🤖 AI Summary
This study addresses the challenge faced by individuals with weak visual imagery abilities in achieving self-guided goal pursuit via mental imagery. We propose the Emotional Self-Voice (ESV) intervention paradigm—affective, identity-congruent auditory feedback generated via zero-shot voice cloning and emotion-controllable large language models to preserve speaker identity while embedding target emotional states. A human-computer interaction experiment (N=60) empirically validated its efficacy. Our key contribution is the first use of AI-synthesized “self-voice” as an identity-based behavioral nudge, circumventing reliance on visual mental imagery. Results demonstrate that the ESV group significantly outperformed both text-only and mental-imagery control groups across resilience, self-confidence, motivation, and goal commitment. Participants also rated ESV as more engaging and personalized.
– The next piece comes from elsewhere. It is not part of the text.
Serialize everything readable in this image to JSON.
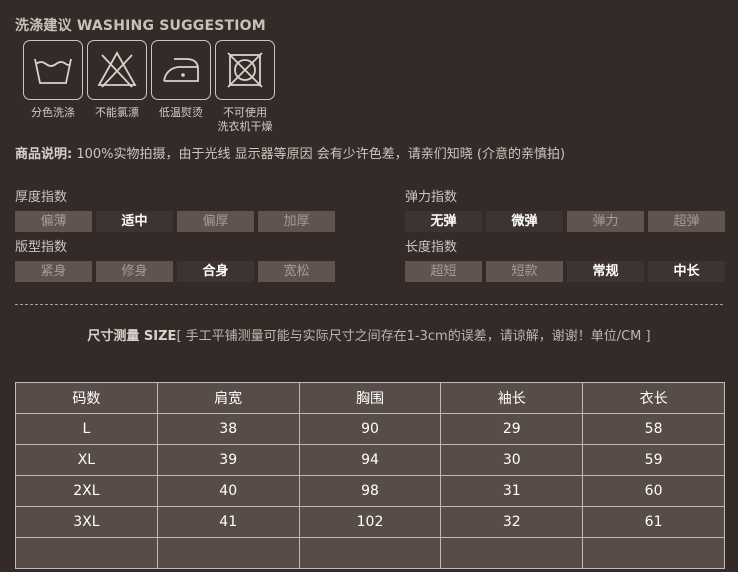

This work establishes a scalable, highly immersive pathway for self-regulation interventions grounded in embodied, voice-mediated identity cues.
📝 Abstract
Emotions, shaped by past experiences, significantly influence decision-making and goal pursuit. Traditional cognitive-behavioral techniques for personal development rely on mental imagery to envision ideal selves, but may be less effective for individuals who struggle with visualization. This paper introduces Emotional Self-Voice (ESV), a novel system combining emotionally expressive language models and voice cloning technologies to render customized responses in the user's own voice. We investigate the potential of ESV to nudge individuals towards their ideal selves in a study with 60 participants. Across all three conditions (ESV, text-only, and mental imagination), we observed an increase in resilience, confidence, motivation, and goal commitment, and the ESV condition was perceived as uniquely engaging and personalized. We discuss the implications of designing generated self-voice systems as a personalized behavioral intervention for different scenarios.